Their was a very big problem however: Phillips wanted Orbison to be a rocker while Orbison wanted to sing ballads. Orbison did as he was told and tried being a rocker but it wasn’t him and eventually the two parted ways. Orbison then signed with Monument Records and achieved stardom--singing ballads.

That Roy Orbison was painfully shy was also a given. People took this as a sign of weakness and tried taking advantage of him. They soon learned Orbison was anything but weak and in fact had a way of always coming out on top.

This was never more true than in 1963 when Orbison was asked to replace guitarist Duane Eddy on a tour of the United Kingdom with the Beatles, whose popularity was on the rise. Orbison confessed he'd never heard of the quartet but agreed.

When he arrived in England he was surprised to see the lion’s share of the advertising was devoted to the Beatles and realized he wasn’t the main draw. Opening night, he opted to go onstage first despite being the more established act.

When Orbison went on, John Lennon, Paul McCartney, George Harrison and Ringo Starr watched dumbfounded from the side curtain as Orbison stood completely still singing in his incredible three-octave voice. This shy singer in the dark glasses was stealing the show, and the screaming audience kept calling him back for more. After fourteen encores, and the audience still screaming “We want Roy!” Lennon and McCartney grabbed Orbison and wouldn’t let him go back on.

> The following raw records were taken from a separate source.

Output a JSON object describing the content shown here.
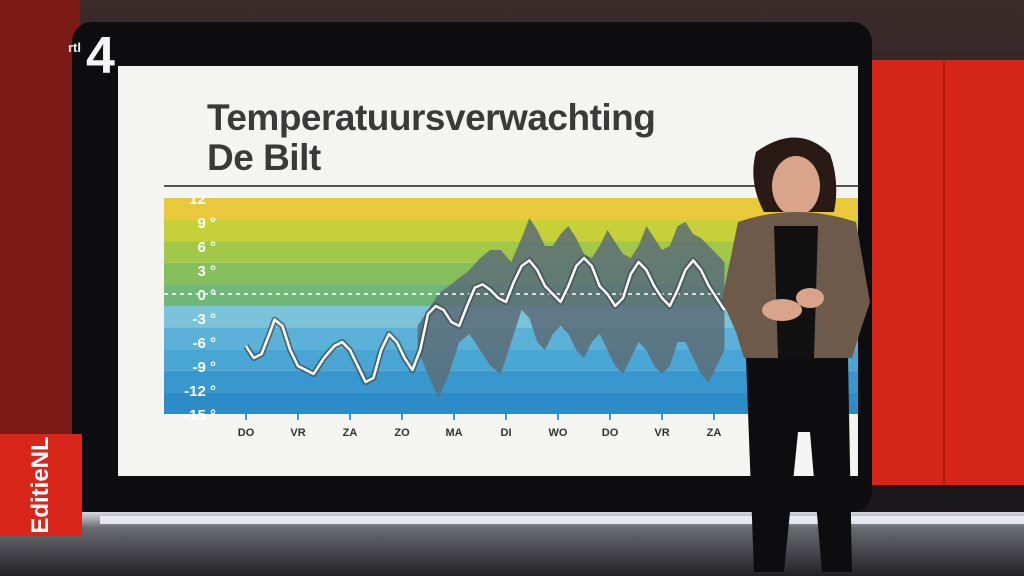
{
  "channel_logo": {
    "rtl": "rtl",
    "number": "4"
  },
  "program_badge": "EditieNL",
  "screen": {
    "title_line1": "Temperatuursverwachting",
    "title_line2": "De Bilt"
  },
  "chart_data": {
    "type": "line",
    "title": "Temperatuursverwachting De Bilt",
    "xlabel": "",
    "ylabel": "",
    "x_ticks": [
      "DO",
      "VR",
      "ZA",
      "ZO",
      "MA",
      "DI",
      "WO",
      "DO",
      "VR",
      "ZA"
    ],
    "y_ticks": [
      "12 °",
      "9 °",
      "6 °",
      "3 °",
      "0 °",
      "-3 °",
      "-6 °",
      "-9 °",
      "-12 °",
      "-15 °"
    ],
    "y_tick_values": [
      12,
      9,
      6,
      3,
      0,
      -3,
      -6,
      -9,
      -12,
      -15
    ],
    "ylim": [
      -15,
      12
    ],
    "xlim": [
      0,
      9.6
    ],
    "zero_line": "dashed",
    "series": [
      {
        "role": "expected",
        "x": [
          0,
          0.15,
          0.3,
          0.45,
          0.55,
          0.7,
          0.85,
          1.0,
          1.15,
          1.3,
          1.5,
          1.7,
          1.85,
          2.0,
          2.15,
          2.3,
          2.45,
          2.6,
          2.75,
          2.9,
          3.05,
          3.2,
          3.35,
          3.5,
          3.65,
          3.8,
          3.95,
          4.1,
          4.25,
          4.4,
          4.55,
          4.7,
          4.85,
          5.0,
          5.15,
          5.3,
          5.45,
          5.6,
          5.75,
          5.9,
          6.05,
          6.2,
          6.35,
          6.5,
          6.65,
          6.8,
          6.95,
          7.1,
          7.25,
          7.4,
          7.55,
          7.7,
          7.85,
          8.0,
          8.15,
          8.3,
          8.45,
          8.6,
          8.75,
          8.9,
          9.05,
          9.2
        ],
        "y": [
          -6.5,
          -8,
          -7.5,
          -5,
          -3.2,
          -4,
          -7,
          -9,
          -9.5,
          -10,
          -8,
          -6.5,
          -6,
          -7,
          -9,
          -11,
          -10.5,
          -7,
          -5,
          -6,
          -8,
          -9.5,
          -7,
          -2.5,
          -1.5,
          -2,
          -3.5,
          -4,
          -1.5,
          0.8,
          1.2,
          0.5,
          -0.5,
          -1,
          1.5,
          3.5,
          4.2,
          3,
          1,
          0,
          -1,
          1,
          3.5,
          4.5,
          3.5,
          1,
          0,
          -1.5,
          -0.5,
          2.5,
          4,
          3,
          1,
          -0.5,
          -1.5,
          0.5,
          3,
          4.2,
          3,
          1,
          -0.5,
          -2
        ]
      },
      {
        "role": "spread_upper",
        "x": [
          3.3,
          3.5,
          3.7,
          3.9,
          4.1,
          4.3,
          4.5,
          4.7,
          4.9,
          5.1,
          5.3,
          5.45,
          5.6,
          5.75,
          5.9,
          6.05,
          6.2,
          6.35,
          6.5,
          6.65,
          6.8,
          6.95,
          7.1,
          7.25,
          7.4,
          7.55,
          7.7,
          7.85,
          8.0,
          8.15,
          8.3,
          8.45,
          8.6,
          8.75,
          8.9,
          9.05,
          9.2
        ],
        "y": [
          -4,
          -2,
          0,
          1,
          2,
          3,
          4.5,
          5.5,
          5.5,
          4,
          7,
          9.5,
          8,
          6,
          6,
          7.5,
          8.5,
          7,
          5,
          4.5,
          6,
          8,
          6.5,
          5,
          4.5,
          6,
          8.5,
          7,
          5.5,
          6,
          8.5,
          9,
          7.5,
          7,
          6,
          5,
          4
        ]
      },
      {
        "role": "spread_lower",
        "x": [
          3.3,
          3.5,
          3.7,
          3.9,
          4.1,
          4.3,
          4.5,
          4.7,
          4.9,
          5.1,
          5.3,
          5.45,
          5.6,
          5.75,
          5.9,
          6.05,
          6.2,
          6.35,
          6.5,
          6.65,
          6.8,
          6.95,
          7.1,
          7.25,
          7.4,
          7.55,
          7.7,
          7.85,
          8.0,
          8.15,
          8.3,
          8.45,
          8.6,
          8.75,
          8.9,
          9.05,
          9.2
        ],
        "y": [
          -7,
          -10,
          -13,
          -10,
          -6,
          -5,
          -7,
          -9,
          -10,
          -6,
          -2,
          -3,
          -6,
          -7,
          -5,
          -4,
          -5,
          -7,
          -8,
          -6,
          -5,
          -7,
          -9,
          -10,
          -8,
          -6,
          -7,
          -9,
          -10,
          -9,
          -6,
          -6,
          -8,
          -10,
          -11,
          -9,
          -7
        ]
      }
    ],
    "colors": {
      "expected_line": "#ffffff",
      "spread_band": "#5a6d77",
      "title_text": "#3a3a3a",
      "bands_warm_to_cold": [
        "#e9c93b",
        "#c6d13a",
        "#a2c84a",
        "#85c05c",
        "#6fb87a",
        "#7ac3da",
        "#5cb1d8",
        "#48a5d4",
        "#3797ce",
        "#2b8cc8"
      ]
    }
  }
}
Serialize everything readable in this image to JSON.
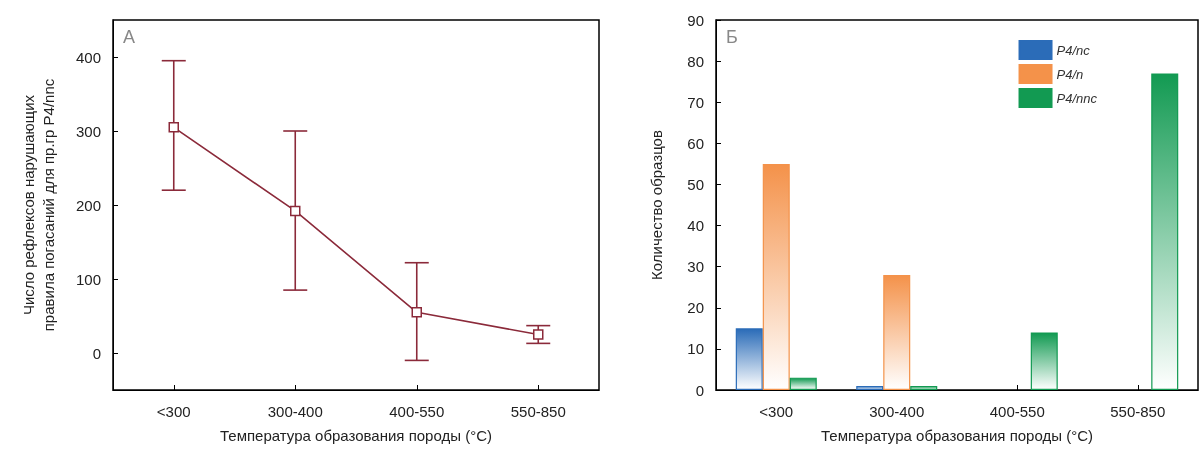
{
  "chart_data": [
    {
      "type": "line",
      "categories": [
        "<300",
        "300-400",
        "400-550",
        "550-850"
      ],
      "series": [
        {
          "color": "#8b2a3a",
          "values": [
            305,
            192,
            55,
            25
          ],
          "errors": [
            [
              220,
              395
            ],
            [
              85,
              300
            ],
            [
              -10,
              122
            ],
            [
              13,
              37
            ]
          ]
        }
      ],
      "xlabel": "Температура образования породы (°C)",
      "ylabel": "Число рефлексов нарушающих\nправила погасаний для пр.гр P4/nnc",
      "ylim": [
        -50,
        450
      ],
      "yticks": [
        0,
        100,
        200,
        300,
        400
      ],
      "marker": "square",
      "line_style": "solid",
      "grid": false,
      "legend": false,
      "annotations": [
        "А"
      ]
    },
    {
      "type": "bar",
      "categories": [
        "<300",
        "300-400",
        "400-550",
        "550-850"
      ],
      "series": [
        {
          "name": "P4/nc",
          "color": "#2b6cb8",
          "values": [
            15,
            1,
            0,
            0
          ]
        },
        {
          "name": "P4/n",
          "color": "#f4924a",
          "values": [
            55,
            28,
            0,
            0
          ]
        },
        {
          "name": "P4/nnc",
          "color": "#129a52",
          "values": [
            3,
            1,
            14,
            77
          ]
        }
      ],
      "xlabel": "Температура образования породы (°C)",
      "ylabel": "Количество образцов",
      "ylim": [
        0,
        90
      ],
      "yticks": [
        0,
        10,
        20,
        30,
        40,
        50,
        60,
        70,
        80,
        90
      ],
      "grid": false,
      "legend": "top right",
      "annotations": [
        "Б"
      ]
    }
  ]
}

How could they top that, they wondered? Orbison had upstaged them. Both acts got on well for the duration of the tour, because Orbison possessed very little ego and because the Beatles were in awe of his incredible voice.

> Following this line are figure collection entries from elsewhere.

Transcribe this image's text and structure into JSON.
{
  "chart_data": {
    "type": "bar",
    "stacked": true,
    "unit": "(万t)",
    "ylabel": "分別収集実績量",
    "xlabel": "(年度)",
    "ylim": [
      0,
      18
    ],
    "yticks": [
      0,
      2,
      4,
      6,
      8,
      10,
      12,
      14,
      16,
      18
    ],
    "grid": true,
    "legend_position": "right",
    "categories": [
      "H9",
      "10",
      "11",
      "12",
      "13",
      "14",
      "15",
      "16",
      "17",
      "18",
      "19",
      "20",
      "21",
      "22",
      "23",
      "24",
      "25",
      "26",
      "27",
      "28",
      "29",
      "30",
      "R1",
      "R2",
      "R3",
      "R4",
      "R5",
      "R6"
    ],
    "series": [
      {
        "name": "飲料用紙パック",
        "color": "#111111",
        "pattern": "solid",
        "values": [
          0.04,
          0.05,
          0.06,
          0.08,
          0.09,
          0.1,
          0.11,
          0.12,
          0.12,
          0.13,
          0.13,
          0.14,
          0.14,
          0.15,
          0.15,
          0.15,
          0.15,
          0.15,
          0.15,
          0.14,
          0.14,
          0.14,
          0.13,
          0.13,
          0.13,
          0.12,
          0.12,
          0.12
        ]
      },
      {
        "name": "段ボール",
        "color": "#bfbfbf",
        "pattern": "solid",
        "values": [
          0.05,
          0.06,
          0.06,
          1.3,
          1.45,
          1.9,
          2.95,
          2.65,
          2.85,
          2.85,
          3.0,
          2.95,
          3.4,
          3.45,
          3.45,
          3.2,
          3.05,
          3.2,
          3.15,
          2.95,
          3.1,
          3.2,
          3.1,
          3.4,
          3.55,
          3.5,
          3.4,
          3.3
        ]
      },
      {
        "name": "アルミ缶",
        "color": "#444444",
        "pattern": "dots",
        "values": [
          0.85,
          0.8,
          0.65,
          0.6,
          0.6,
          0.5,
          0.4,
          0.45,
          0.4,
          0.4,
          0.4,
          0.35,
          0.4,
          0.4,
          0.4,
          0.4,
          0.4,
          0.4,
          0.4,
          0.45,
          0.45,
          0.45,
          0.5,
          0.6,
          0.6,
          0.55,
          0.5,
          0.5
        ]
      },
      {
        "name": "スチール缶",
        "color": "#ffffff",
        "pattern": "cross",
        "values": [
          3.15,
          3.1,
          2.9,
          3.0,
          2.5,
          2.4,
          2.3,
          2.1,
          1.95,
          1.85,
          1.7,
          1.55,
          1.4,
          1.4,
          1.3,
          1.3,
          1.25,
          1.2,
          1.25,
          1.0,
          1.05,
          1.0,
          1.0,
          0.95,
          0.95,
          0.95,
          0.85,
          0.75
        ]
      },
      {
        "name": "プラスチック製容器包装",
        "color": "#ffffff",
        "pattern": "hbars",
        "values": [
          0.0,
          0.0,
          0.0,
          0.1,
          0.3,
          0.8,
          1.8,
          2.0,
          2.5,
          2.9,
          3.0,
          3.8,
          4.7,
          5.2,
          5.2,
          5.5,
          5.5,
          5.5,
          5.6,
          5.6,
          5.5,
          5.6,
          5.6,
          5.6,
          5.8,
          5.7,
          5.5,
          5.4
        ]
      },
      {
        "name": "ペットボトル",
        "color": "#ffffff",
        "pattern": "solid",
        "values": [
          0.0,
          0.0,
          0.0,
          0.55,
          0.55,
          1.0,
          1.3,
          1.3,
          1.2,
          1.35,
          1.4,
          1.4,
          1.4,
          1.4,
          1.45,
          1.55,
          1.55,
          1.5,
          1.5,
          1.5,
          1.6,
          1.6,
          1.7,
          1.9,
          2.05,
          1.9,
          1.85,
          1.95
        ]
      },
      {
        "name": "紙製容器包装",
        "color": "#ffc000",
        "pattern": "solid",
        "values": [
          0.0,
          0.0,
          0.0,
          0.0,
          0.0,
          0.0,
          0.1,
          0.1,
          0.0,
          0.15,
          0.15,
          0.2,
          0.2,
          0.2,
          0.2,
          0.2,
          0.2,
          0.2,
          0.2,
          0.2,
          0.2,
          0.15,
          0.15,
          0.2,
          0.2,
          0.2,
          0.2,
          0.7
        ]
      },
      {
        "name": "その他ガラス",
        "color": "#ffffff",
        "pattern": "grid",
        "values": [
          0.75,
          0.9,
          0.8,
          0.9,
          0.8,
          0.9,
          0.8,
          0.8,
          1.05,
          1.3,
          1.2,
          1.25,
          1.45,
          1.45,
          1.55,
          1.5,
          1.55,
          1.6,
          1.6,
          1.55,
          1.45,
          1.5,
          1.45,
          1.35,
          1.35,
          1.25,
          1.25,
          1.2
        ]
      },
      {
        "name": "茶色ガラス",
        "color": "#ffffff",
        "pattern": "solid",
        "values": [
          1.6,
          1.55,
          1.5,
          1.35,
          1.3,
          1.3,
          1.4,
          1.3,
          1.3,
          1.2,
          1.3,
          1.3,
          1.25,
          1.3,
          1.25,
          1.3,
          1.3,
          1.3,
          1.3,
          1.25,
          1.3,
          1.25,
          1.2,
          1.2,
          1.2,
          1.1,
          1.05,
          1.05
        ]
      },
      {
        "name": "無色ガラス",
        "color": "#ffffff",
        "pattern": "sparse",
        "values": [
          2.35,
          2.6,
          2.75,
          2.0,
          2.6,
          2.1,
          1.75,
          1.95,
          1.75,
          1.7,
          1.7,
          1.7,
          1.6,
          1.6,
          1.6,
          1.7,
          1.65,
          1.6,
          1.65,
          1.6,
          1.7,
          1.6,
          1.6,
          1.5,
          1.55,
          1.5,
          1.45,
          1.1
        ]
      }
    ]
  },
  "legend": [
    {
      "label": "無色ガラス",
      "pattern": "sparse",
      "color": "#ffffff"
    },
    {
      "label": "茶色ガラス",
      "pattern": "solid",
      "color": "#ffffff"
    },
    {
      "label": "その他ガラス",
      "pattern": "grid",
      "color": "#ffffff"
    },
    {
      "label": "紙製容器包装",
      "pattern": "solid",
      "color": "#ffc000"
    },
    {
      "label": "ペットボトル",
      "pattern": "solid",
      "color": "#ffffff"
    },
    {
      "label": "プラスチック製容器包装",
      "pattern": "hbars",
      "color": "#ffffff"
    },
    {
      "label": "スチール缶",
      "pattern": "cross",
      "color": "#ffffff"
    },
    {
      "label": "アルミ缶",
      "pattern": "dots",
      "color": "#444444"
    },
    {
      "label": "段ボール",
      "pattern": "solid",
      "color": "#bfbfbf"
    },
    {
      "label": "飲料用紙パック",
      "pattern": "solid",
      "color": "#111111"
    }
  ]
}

Orbison not only had an incredible voice, he wrote stunning and often dramatic songs that would take your breath away. Many of his songs were classical in structure (Ravel’s “Bolero” served as a model for “Running Scared” and “Crying”). His lyrics were often wonderfully poetic, as the closing words from “In Dreams” attest:

“It’s too bad they’re only dreams, / And only happen in my dreams, / Only in dreams, / In beautiful dreams.”

Before passing away in 1988 at age 52, Orbison saw his career take off again, with a top-ten hit (“Anything You Want”) and a successful U.S. tour. In 1987, he was honored with induction into the Rock-n-Roll Hall of Fame. Bruce Springstein was his introducer. Said the Boss: “I wanted to write words like Bob Dylan, make records that sounded like Phil Specter, and sing like Roy Orbison. Everybody knows, no one can sing like Roy Orbison.”